CINEMA DE LA PLAGE – The Cinéma de la Plage celebrates Jour de Fête
Today at the Cinéma de la Plage, we’re celebrating Jour de fête! Sixty-six years ago, in 1947, Jacques Tati nearly put his signature on the first colour picture in the history of French cinema. The project didn’t go to plan, but a black and white version did see the light of day and it is this version, newly restored, that you’re invited to discover at the Cinéma de la Plage.
The shooting of the film was greeted enthusiastically in the village of Sainte-Sévère, in the centre of France. That was where Tati set up his camera just after the war to tell the story of the joyous and exuberant arrival of the fair on the occasion of Bastille Day. Along with the showmen comes a travelling cinema with a documentary that will overturn the life of François, the village postman.
Jacques Tati never imagined this film any other way than in colour. He experimented with a new process, Thomson colour, but the film failed to print properly. Luckily, the shoot was backed up by a black and white camera, so the movie was saved.
Even so Tati never gave up the idea of making Jour de Fête as a colour film. In 1964, a revised version of the movie was released. Colour was introduced by using mask painting and a new character was included in the movie to justify the modification: the painter, who acts as the narrator.

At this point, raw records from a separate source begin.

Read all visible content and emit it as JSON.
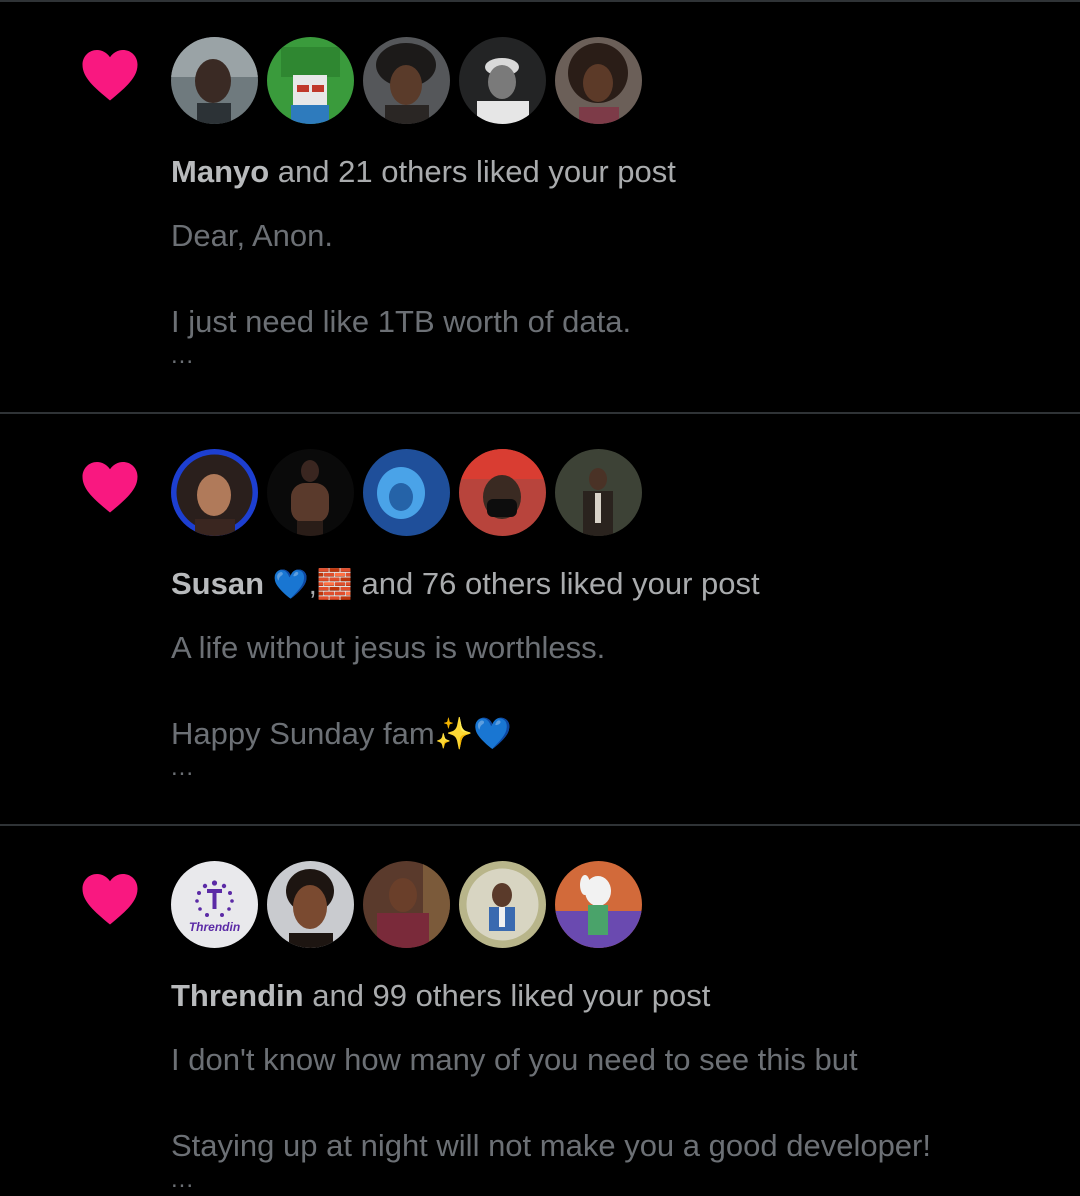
{
  "colors": {
    "background": "#000000",
    "divider": "#2f3336",
    "heart": "#f91880",
    "name_text": "#b8babc",
    "body_text": "#6c7075"
  },
  "notifications": [
    {
      "icon": "heart-icon",
      "name": "Manyo",
      "rest": " and 21 others liked your post",
      "post_line1": "Dear, Anon.",
      "post_line2": "I just need like 1TB worth of data.",
      "ellipsis": "..."
    },
    {
      "icon": "heart-icon",
      "name": "Susan",
      "name_emoji": "💙,",
      "name2_emoji": "🧱",
      "rest": " and 76 others liked your post",
      "post_line1": "A life without jesus is worthless.",
      "post_line2": "Happy Sunday fam✨💙",
      "ellipsis": "..."
    },
    {
      "icon": "heart-icon",
      "name": "Threndin",
      "rest": " and 99 others liked your post",
      "post_line1": "I don't know how many of you need to see this but",
      "post_line2": "Staying up at night will not make you a good developer!",
      "ellipsis": "..."
    }
  ],
  "threndin_logo_text": "Threndin"
}
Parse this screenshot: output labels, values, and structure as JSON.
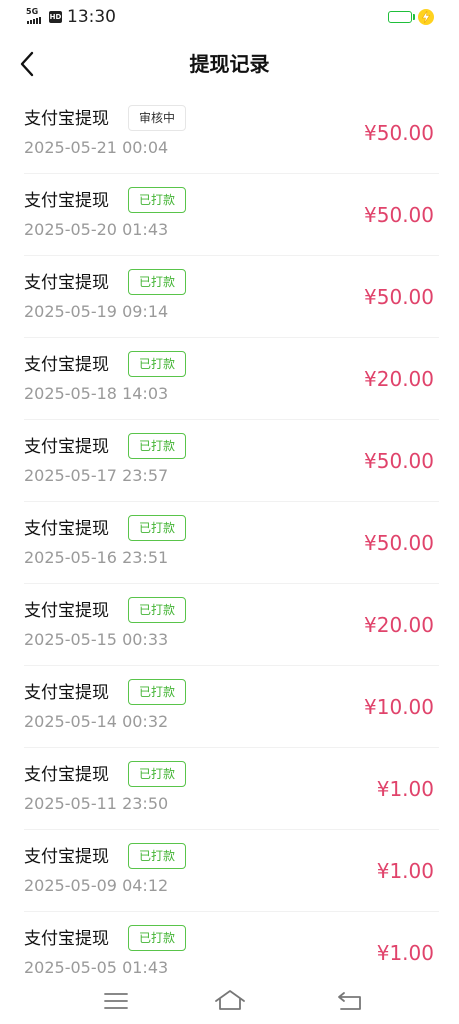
{
  "status_bar": {
    "network": "5G",
    "hd": "HD",
    "time": "13:30",
    "battery_level": 1.0,
    "charging": true
  },
  "header": {
    "title": "提现记录",
    "back_icon": "chevron-left-icon"
  },
  "records": [
    {
      "title": "支付宝提现",
      "status": "审核中",
      "date": "2025-05-21 00:04",
      "amount": "¥50.00"
    },
    {
      "title": "支付宝提现",
      "status": "已打款",
      "date": "2025-05-20 01:43",
      "amount": "¥50.00"
    },
    {
      "title": "支付宝提现",
      "status": "已打款",
      "date": "2025-05-19 09:14",
      "amount": "¥50.00"
    },
    {
      "title": "支付宝提现",
      "status": "已打款",
      "date": "2025-05-18 14:03",
      "amount": "¥20.00"
    },
    {
      "title": "支付宝提现",
      "status": "已打款",
      "date": "2025-05-17 23:57",
      "amount": "¥50.00"
    },
    {
      "title": "支付宝提现",
      "status": "已打款",
      "date": "2025-05-16 23:51",
      "amount": "¥50.00"
    },
    {
      "title": "支付宝提现",
      "status": "已打款",
      "date": "2025-05-15 00:33",
      "amount": "¥20.00"
    },
    {
      "title": "支付宝提现",
      "status": "已打款",
      "date": "2025-05-14 00:32",
      "amount": "¥10.00"
    },
    {
      "title": "支付宝提现",
      "status": "已打款",
      "date": "2025-05-11 23:50",
      "amount": "¥1.00"
    },
    {
      "title": "支付宝提现",
      "status": "已打款",
      "date": "2025-05-09 04:12",
      "amount": "¥1.00"
    },
    {
      "title": "支付宝提现",
      "status": "已打款",
      "date": "2025-05-05 01:43",
      "amount": "¥1.00"
    }
  ],
  "colors": {
    "amount": "#e0436b",
    "paid_badge": "#44b435",
    "battery": "#1fbf3a"
  },
  "nav_bar": {
    "icons": [
      "menu-icon",
      "home-icon",
      "back-icon"
    ]
  }
}
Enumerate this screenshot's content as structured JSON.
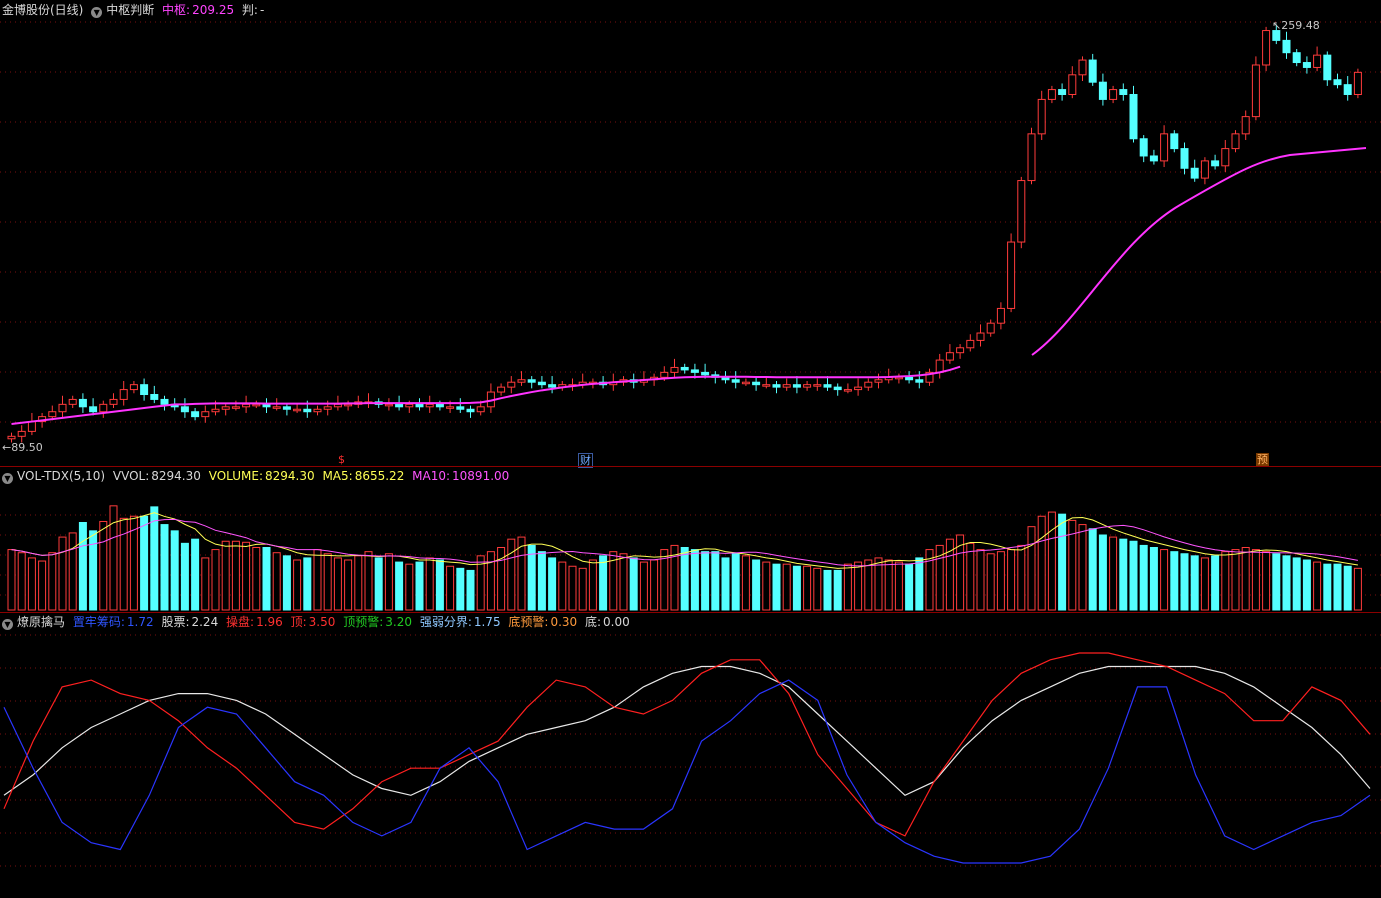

Jacques Tati dreamed of a drab monotone village suddenly bursting into colour with the arrival of the fair. Tati’s daughter, movie editor Sophie Tatischeff, decided to pursue her father’s vision and continued to work on the colourisation of the film with chief editor François Ede. Alas, Jacques Tati never saw the result, which was finally released in 1995, twelve years after his death.